NICOSIA E DIMINO PRONTI ALLA FUGA. PROGETTAVANO L’OMICIDIO DI UN IMPRENDITORE SACCENSE
Man mano emergono particolari dalle indagini condotte dalla DDA di Palermo, sfociate nei cinque arresti, tutti saccensi, di ieri a Sciacca con Antonello Nicosia (48 anni), il capomafia saccense Accursio Dimino (65 anni), i gemelli Luigi e Paolo Ciaccio (33 anni) e Massimiliano Mandracchia (46 anni). Per Nicosia e Dimino l’accusa è di associazione mafiosa, mentre per i Ciaccio e Mandracchia è di favoreggiamento. Negli ultimi tempi, forse sapendo di essere finito nei guai, avrebbe progettato la fuga all’estero insieme con Dimino. Da qui il provvedimento di fermo eseguito con urgenza.
Antonello Nicosia è componente del comitato nazionale dei Radicali Italiani e collaboratore del deputato Giusi Occhionero, molisana eletta con Leu e ora passata a Italia Viva. Deputata che non è indagata e ha detto di essere ignara del disegno di Nicosia. Nicosia sfruttava il tema delle carceri e dei rigidi regimi di detenzione dei boss per consentire un legame tra mafia infiltrata in Parlamento e le visite in in carcere e per fare da messaggero con i boss rinchiusi.
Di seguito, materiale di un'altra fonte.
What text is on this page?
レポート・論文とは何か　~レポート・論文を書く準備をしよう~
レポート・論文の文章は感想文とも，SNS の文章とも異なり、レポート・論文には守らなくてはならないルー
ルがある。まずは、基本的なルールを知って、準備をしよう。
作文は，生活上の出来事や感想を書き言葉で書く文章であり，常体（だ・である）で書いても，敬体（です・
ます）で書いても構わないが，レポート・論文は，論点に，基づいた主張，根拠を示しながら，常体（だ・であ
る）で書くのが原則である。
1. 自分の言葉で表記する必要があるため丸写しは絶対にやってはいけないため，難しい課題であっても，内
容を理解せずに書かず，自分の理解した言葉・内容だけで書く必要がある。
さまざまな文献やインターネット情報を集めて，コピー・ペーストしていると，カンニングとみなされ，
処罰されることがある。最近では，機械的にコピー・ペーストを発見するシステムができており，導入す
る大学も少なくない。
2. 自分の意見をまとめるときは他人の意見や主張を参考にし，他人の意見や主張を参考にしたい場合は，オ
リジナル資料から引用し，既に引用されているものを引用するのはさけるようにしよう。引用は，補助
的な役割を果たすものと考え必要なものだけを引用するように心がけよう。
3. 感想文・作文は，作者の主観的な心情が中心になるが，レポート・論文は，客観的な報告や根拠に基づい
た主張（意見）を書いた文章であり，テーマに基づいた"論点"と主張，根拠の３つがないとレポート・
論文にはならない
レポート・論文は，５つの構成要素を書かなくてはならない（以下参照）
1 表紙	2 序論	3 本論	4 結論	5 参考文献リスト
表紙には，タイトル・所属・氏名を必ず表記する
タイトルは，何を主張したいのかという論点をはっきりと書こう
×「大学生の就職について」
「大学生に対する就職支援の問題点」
Messaggi dunque ai mafiosi su carta intestata della Camera dei deputati. Una delle tante attività di Nicosia che aveva parecchie amicizie tra i familiari di boss detenuti. Come Giuseppina Gallo, con padre e fratello condannati con sentenza definitiva per mafia e tutt’ora in carcere. “In quei giorni, il 19 dicembre, Nicosia confidava anche alla Gallo di avere trovato il sistema per fare ingresso negli istituti penitenziari – si legge nel provvedimento -, senza alcun problema o intralcio da parte dei direttori”. Ecco le parole registrate dalle microspie che secondo l’accusa confermano il ruolo occulto. “Si preparano capito ? – afferma -. Si fa trovare il direttore con la cravatta, queste sono visite ispettive. Driiin, chi è? Chi siete? Sono l’onorevole Occhionero devo fare un’ispezione, il tesserino della Camera, si entra… Capito? Gliela metti dietro”. E ancora più esplicito sarebbe stato nel corso di un’altra intercettazione, nella quale sintetizzava così il suo impegno politico come assistente parlamentare. “Mi giro le carceri, visto che non potevo entrare, così con lei entro. E basta, vado al 41bis… Faccio un sacco di cose, ho trovato questo escamotage”. E ancora: “Se ci vado come Radicale a fare la visita, devo chiedere l’autorizzazione al Dap che lo dice poi al direttore: “Giorno tot viene Nicosia a farti la visita… e che min… di visita è… con un deputato invece ci vado all’improvviso. Entro di notte pure… ad Agrigento ci sono andato di notte”.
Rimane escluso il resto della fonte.